In June 2021, the company opened its 200th store in Exton, Pennsylvania.

In April 2023, a class-action lawsuit filed against Insomnia Cookies alleged that the company stole wages and tips from at least 40 minimum-wage workers. One worker claimed that a general manager allegedly called her "sneaky" and a "snake" for calling out the wage theft. The manager allegedly "scolded her for crying after she slipped and fell in the snow" and "put plastic spiders in her delivery bag", according to the lawsuit.

In October 2023, the company partnered with Universal Pictures and Scott Cawthon Productions to release the 'Freddy Fazbear's Cookie Pizza' in promotion of the Five Nights at Freddy's movie.

In 2023 the company expanded to locations outside of the United States, with the first international bakeries in Manchester, England and Toronto, Canada. More stores were opened in 2024 in Ontario, and the company reached more than 265 locations in North America.

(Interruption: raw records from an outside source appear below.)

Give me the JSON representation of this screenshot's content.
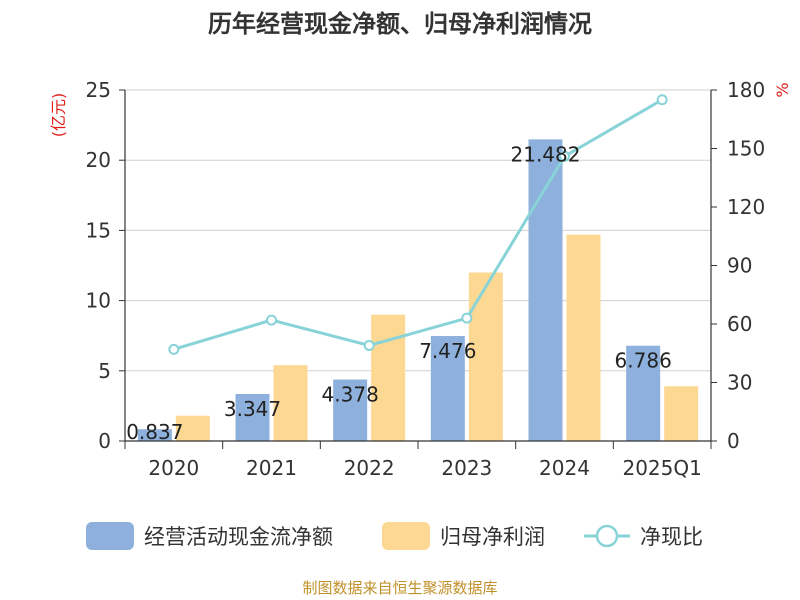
{
  "chart_data": {
    "type": "bar",
    "title": "历年经营现金净额、归母净利润情况",
    "categories": [
      "2020",
      "2021",
      "2022",
      "2023",
      "2024",
      "2025Q1"
    ],
    "y_left": {
      "unit": "(亿元)",
      "min": 0,
      "max": 25,
      "ticks": [
        0,
        5,
        10,
        15,
        20,
        25
      ]
    },
    "y_right": {
      "unit": "%",
      "min": 0,
      "max": 180,
      "ticks": [
        0,
        30,
        60,
        90,
        120,
        150,
        180
      ]
    },
    "series": [
      {
        "name": "经营活动现金流净额",
        "type": "bar",
        "axis": "left",
        "color": "#8eb0dc",
        "values": [
          0.837,
          3.347,
          4.378,
          7.476,
          21.482,
          6.786
        ],
        "labels": [
          "0.837",
          "3.347",
          "4.378",
          "7.476",
          "21.482",
          "6.786"
        ]
      },
      {
        "name": "归母净利润",
        "type": "bar",
        "axis": "left",
        "color": "#fdd892",
        "values": [
          1.8,
          5.4,
          9.0,
          12.0,
          14.7,
          3.9
        ]
      },
      {
        "name": "净现比",
        "type": "line",
        "axis": "right",
        "color": "#88d3d8",
        "values": [
          47,
          62,
          49,
          63,
          146,
          175
        ]
      }
    ],
    "grid": true,
    "legend_position": "bottom",
    "source": "制图数据来自恒生聚源数据库"
  }
}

In 2024, Krispy Kreme sold a majority stake in Insomnia Cookies—at a $350 million enterprise value—to Verlinvest and Mistral Equity Partners. Krispy Kreme sold their remaining stake in 2025 for an additional $75 million.

== Products ==
Insomnia Cookies sells 17 types of classic cookies, including vegan options, and a variety of deluxe cookies. Other products include cookie cakes, brownies, milk, ice cream, and ice cream sandwiches.